Verheerender Kreislauf würde in Gang gesetzt

„Ein Zusammenbruch des gekoppelten Regenwald-Monsum-Systems würde in weiten Teilen Südamerikas zu einem erheblichen Rückgang der Niederschläge führen“, erläutert PIK-Forscher und Koautor Niklas Boers. Aufgrund der Komplexität dieses Systems sei eine Abschätzung der Auswirkungen eines Zusammenbruchs des Monsuns jedoch noch mit großen Unsicherheiten verbunden. Die Niederschläge würden vor allem im westlichen Amazonasgebiet und weiter stromabwärts der atmosphärischen Strömung in Richtung der Subtropen stark abnehmen. Dadurch wäre der tiefe westliche Amazonas-Regenwald von einem großflächigen Absterben bedroht. Dies würde wiederum zu einer erheblichen zusätzlichen globalen Erwärmung führen, aufgrund der zusätzlichen Freisetzung von Treibhausgasen durch die absterbenden Bäume.

Ein Rückgang des südamerikanischen Monsuns hätte auch potenziell dramatische Folgen für die Ernährungssicherheit; im La-Plata-Becken mit seiner extensiven Landwirtschaft beispielsweise hängen die Niederschläge entscheidend von der Feuchtigkeitszufuhr aus dem Amazonas ab, erklären die Studienautoren.

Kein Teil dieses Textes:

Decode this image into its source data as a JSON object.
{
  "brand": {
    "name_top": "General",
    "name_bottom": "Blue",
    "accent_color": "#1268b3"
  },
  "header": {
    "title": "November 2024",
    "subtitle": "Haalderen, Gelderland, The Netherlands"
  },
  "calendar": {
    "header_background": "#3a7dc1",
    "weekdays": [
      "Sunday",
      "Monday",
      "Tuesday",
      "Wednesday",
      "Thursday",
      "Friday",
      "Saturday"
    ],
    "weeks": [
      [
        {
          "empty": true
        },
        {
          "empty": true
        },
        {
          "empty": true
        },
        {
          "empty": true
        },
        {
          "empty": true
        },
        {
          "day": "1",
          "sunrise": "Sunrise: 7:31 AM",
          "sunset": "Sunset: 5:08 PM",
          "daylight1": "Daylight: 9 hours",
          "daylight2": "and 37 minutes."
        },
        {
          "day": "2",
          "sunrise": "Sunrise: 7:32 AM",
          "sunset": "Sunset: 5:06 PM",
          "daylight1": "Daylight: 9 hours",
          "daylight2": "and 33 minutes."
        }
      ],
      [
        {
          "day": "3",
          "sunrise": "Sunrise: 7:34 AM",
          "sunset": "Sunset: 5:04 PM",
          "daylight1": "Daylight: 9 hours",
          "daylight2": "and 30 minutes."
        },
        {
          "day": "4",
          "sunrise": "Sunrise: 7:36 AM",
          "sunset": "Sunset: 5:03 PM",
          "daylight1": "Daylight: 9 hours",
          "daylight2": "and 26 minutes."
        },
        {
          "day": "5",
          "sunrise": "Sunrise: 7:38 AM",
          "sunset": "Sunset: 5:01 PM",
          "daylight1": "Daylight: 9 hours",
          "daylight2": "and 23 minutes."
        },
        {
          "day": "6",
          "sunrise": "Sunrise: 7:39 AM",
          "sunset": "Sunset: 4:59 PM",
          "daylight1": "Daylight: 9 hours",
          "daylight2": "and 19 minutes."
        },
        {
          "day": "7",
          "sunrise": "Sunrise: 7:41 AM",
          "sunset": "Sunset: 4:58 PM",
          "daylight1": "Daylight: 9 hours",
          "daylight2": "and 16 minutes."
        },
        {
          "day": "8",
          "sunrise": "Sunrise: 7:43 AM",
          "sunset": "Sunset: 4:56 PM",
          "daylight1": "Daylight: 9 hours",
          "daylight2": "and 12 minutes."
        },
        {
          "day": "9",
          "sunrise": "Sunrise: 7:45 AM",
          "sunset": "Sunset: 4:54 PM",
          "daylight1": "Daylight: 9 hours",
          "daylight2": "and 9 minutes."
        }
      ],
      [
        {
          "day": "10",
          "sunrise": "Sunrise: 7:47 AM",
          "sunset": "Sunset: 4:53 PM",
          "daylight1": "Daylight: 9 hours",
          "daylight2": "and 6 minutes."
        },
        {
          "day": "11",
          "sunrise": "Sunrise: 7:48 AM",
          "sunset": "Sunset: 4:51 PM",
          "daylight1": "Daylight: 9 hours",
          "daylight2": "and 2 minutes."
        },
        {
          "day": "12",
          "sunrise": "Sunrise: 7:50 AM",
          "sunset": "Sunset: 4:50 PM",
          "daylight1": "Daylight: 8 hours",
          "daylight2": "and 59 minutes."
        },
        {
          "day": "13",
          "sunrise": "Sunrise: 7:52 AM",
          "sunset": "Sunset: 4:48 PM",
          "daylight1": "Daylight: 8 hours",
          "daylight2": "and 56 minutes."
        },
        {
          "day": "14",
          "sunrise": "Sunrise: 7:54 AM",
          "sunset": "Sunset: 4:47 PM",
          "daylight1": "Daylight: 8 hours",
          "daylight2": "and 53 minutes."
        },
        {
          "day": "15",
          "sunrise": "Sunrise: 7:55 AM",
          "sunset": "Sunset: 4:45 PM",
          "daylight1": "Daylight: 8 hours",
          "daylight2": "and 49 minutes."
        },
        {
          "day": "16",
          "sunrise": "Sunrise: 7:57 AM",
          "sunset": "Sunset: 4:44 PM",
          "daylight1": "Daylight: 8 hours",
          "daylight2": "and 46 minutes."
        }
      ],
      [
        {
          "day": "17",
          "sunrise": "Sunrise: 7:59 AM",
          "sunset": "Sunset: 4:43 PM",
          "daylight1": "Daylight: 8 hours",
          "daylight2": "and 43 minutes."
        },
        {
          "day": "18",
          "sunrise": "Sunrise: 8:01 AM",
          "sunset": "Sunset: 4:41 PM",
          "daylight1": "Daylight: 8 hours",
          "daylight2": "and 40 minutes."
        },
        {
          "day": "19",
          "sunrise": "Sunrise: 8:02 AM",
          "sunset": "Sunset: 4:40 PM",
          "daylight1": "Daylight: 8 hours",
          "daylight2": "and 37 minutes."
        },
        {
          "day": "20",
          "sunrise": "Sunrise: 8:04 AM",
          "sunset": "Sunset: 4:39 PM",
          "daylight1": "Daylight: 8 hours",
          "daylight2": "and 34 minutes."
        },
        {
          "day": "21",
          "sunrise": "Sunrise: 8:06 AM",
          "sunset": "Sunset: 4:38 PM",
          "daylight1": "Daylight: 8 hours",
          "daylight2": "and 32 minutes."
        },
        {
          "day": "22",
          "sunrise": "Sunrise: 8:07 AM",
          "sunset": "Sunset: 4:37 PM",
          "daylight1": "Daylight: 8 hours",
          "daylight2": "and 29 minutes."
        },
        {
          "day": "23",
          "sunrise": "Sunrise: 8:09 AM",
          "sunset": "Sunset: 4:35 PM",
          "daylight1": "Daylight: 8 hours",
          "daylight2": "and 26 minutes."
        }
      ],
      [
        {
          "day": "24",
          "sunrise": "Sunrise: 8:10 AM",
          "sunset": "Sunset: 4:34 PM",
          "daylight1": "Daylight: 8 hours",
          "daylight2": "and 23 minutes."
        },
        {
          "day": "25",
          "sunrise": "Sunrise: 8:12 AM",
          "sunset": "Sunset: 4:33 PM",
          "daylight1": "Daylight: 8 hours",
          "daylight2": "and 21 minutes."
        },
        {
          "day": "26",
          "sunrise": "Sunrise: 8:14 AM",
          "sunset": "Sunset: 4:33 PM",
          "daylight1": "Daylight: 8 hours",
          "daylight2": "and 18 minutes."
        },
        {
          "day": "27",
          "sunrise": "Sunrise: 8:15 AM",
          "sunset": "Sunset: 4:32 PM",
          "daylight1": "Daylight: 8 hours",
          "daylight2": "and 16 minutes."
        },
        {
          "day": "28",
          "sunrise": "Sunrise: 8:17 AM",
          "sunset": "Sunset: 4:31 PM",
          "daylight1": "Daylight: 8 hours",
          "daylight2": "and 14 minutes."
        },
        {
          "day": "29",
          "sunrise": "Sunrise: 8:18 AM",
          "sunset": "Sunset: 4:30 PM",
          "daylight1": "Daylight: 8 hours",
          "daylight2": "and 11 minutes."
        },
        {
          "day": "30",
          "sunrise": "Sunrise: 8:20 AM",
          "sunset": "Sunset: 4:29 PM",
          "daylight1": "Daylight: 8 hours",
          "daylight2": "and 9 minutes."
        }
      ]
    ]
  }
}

Liste der möglichen Kipppunkte erweitert

Die Studie liefert zwar wichtige Hinweise darauf, dass es einen kritischen Punkt der Destabilisierung für das gekoppelte Regenwald-Monsun-System gibt und dieser näher rückt, doch lassen sich zum jetzigen Zeitpunkt keine Rückschlüsse auf die genaue Position dieses Kipppunkts oder auf seinen Zeitpunkt ziehen, betonen die Autoren. „Unsere Studie setzt den südamerikanischen Monsun auf die Landkarte der potenziellen Kipppunkte des Erdsystems. Sie bestätigt auch die bestehenden Befürchtungen hinsichtlich des Amazonas-Regenwaldes. Der Übergang würde zu wesentlich trockeneren Bedingungen führen, unter denen der Regenwald wahrscheinlich nicht mehr erhalten werden könnte“, erklärt Niklas Boers.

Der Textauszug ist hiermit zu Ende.